Mit der Kamera ist sie in Räume vorgedrungen, die sich dem öffentlichen Blick normalerweise entziehen: die Behandlungszimmer der PsychoanalytikerInnen. Hier, wo im Verlaufe der Analyse das Innerste nach Außen gekehrt wird, beherrschen wie zu Freudschen Zeiten noch immer zwei Möbelstücke den Raum – die Couch und der Sessel des Analytikers. Zusammen bilden sie das sogenannte „Setting“.

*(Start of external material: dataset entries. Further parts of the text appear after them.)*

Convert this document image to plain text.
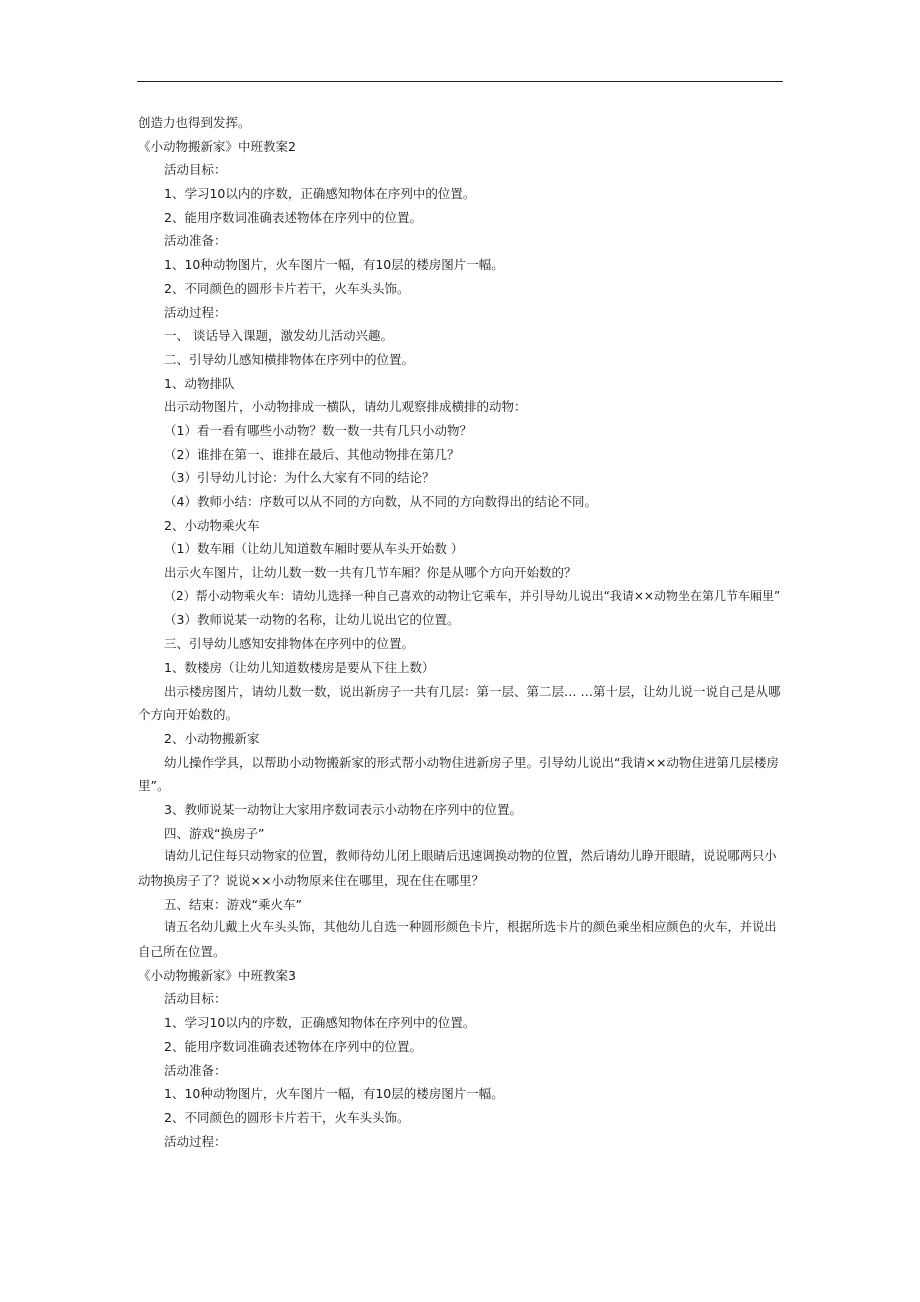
创造力也得到发挥。
《小动物搬新家》中班教案2
活动目标：
1、学习10以内的序数，正确感知物体在序列中的位置。
2、能用序数词准确表述物体在序列中的位置。
活动准备：
1、10种动物图片，火车图片一幅，有10层的楼房图片一幅。
2、不同颜色的圆形卡片若干，火车头头饰。
活动过程：
一、 谈话导入课题，激发幼儿活动兴趣。
二、引导幼儿感知横排物体在序列中的位置。
1、动物排队
出示动物图片，小动物排成一横队，请幼儿观察排成横排的动物：
（1）看一看有哪些小动物？数一数一共有几只小动物？
（2）谁排在第一、谁排在最后、其他动物排在第几？
（3）引导幼儿讨论：为什么大家有不同的结论？
（4）教师小结：序数可以从不同的方向数，从不同的方向数得出的结论不同。
2、小动物乘火车
（1）数车厢（让幼儿知道数车厢时要从车头开始数 ）
出示火车图片，让幼儿数一数一共有几节车厢？你是从哪个方向开始数的？
（2）帮小动物乘火车：请幼儿选择一种自己喜欢的动物让它乘车，并引导幼儿说出“我请××动物坐在第几节车厢里”
（3）教师说某一动物的名称，让幼儿说出它的位置。
三、引导幼儿感知安排物体在序列中的位置。
1、数楼房（让幼儿知道数楼房是要从下往上数）
出示楼房图片，请幼儿数一数，说出新房子一共有几层：第一层、第二层… …第十层，让幼儿说一说自己是从哪
个方向开始数的。
2、小动物搬新家
幼儿操作学具，以帮助小动物搬新家的形式帮小动物住进新房子里。引导幼儿说出“我请××动物住进第几层楼房
里”。
3、教师说某一动物让大家用序数词表示小动物在序列中的位置。
四、游戏“换房子”
请幼儿记住每只动物家的位置，教师待幼儿闭上眼睛后迅速调换动物的位置，然后请幼儿睁开眼睛，说说哪两只小
动物换房子了？说说××小动物原来住在哪里，现在住在哪里？
五、结束：游戏“乘火车”
请五名幼儿戴上火车头头饰，其他幼儿自选一种圆形颜色卡片，根据所选卡片的颜色乘坐相应颜色的火车，并说出
自己所在位置。
《小动物搬新家》中班教案3
活动目标：
1、学习10以内的序数，正确感知物体在序列中的位置。
2、能用序数词准确表述物体在序列中的位置。
活动准备：
1、10种动物图片，火车图片一幅，有10层的楼房图片一幅。
2、不同颜色的圆形卡片若干，火车头头饰。
活动过程：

Guderian hat zahlreiche dieser Einrichtungen fotografiert und die AnalytikerInnen dazu befragt. Sie wollte unter anderem wissen: Warum gerade diese Couch? Warum dieser Abstand zwischen Sessel und Couch? Und oft hat sie die Frage gestellt, ob letzterer nicht eine Art von Magie anhafte.

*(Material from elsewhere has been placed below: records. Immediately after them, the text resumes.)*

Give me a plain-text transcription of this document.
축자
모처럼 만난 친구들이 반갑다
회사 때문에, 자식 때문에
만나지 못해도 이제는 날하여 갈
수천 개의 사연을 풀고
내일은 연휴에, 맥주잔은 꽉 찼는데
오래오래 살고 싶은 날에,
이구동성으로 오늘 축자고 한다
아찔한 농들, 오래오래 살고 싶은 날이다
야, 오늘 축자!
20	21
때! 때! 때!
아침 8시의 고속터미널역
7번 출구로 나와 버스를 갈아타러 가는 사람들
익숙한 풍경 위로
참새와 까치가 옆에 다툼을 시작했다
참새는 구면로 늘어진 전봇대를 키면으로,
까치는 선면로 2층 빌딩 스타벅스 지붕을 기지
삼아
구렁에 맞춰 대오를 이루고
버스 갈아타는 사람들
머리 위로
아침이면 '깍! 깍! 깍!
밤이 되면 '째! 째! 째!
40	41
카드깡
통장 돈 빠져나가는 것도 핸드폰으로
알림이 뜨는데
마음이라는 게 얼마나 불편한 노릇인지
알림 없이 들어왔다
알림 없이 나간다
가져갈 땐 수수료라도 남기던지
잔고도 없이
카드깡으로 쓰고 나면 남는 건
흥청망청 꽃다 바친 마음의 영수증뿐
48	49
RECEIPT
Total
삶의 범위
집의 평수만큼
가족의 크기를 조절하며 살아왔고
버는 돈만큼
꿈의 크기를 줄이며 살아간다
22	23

Bilder und Gespräche sind in Magie der Couch nun zusammengefügt. Ausgangspunkt ist die besondere Bedeutung des Settings für die Methode der Psychoanalyse: Gerade die liegende Haltung des Analysanden, die Tatsache, dass zwischen ihm und Analytiker in der Regel kein Blickkontakt besteht, sollen seine assoziativen Gedankengänge und Bilder sowie das Sprechen darüber befördern. Welche Bedeutung hat der individuelle Behandlungsraum für den analytischen Prozess im Lichte von Guderians These, dass für den Analysanden „die Grenzen zwischen analytischem Raum und Analytiker selbst verschwimmen“?

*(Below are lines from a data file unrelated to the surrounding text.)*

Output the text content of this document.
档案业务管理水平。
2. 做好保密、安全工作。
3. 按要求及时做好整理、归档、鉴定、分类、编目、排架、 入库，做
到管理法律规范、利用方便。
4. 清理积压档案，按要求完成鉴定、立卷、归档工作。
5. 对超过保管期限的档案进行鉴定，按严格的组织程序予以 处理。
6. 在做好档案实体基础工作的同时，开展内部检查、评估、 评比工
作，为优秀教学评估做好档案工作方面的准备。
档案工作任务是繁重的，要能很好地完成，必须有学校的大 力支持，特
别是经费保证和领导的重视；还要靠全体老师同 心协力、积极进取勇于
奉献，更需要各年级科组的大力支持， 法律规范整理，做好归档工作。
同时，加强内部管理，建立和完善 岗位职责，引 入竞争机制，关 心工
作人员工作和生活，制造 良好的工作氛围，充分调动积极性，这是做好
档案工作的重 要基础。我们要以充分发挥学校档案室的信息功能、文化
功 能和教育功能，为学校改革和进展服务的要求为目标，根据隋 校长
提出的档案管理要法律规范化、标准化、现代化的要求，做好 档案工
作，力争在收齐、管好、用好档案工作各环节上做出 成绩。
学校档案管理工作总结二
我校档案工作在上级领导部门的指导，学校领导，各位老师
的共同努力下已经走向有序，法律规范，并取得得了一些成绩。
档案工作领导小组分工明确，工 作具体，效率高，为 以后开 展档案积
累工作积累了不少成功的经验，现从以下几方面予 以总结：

Der Raum wird für den Behandlungserfolg nicht zu unterschätzen sein und zu einem Entscheidungskriterium bei der Wahl der Analytikerin oder des Analytikers. Das leuchtet beim Betrachten der Fotos unmittelbar ein. Die Bandbreite der Interieurs ist groß, und es gibt nicht wenige Räume, die man realiter fluchtartig wieder verlassen wollte: Angesichts des Charmes eines Wohnzimmermixes aus den 50ern und 60ern, der Serviette auf dem Kopfkissen, den beigen Gardinen und der gummibaumartigen Grünpflanze möchte sich das Unbewusste nur in noch tiefer gelegene Schichten verkriechen, wenn das denn möglich wäre. Oder die Wand aus dunklem Teakholz, die einen zu erschlagen droht. Bei Horst-Eberhard Richter geht es sehr sachlich zu, bei anderen erinnern orientalische Wandbehänge an Vater Freud, dessen „Ur-Setting“ auch zu sehen ist. Von Magie mögen nur wenige sprechen, wohl aber von einer besonderen Spannung, in der ein anderes Sprechen als das alltägliche möglich wird.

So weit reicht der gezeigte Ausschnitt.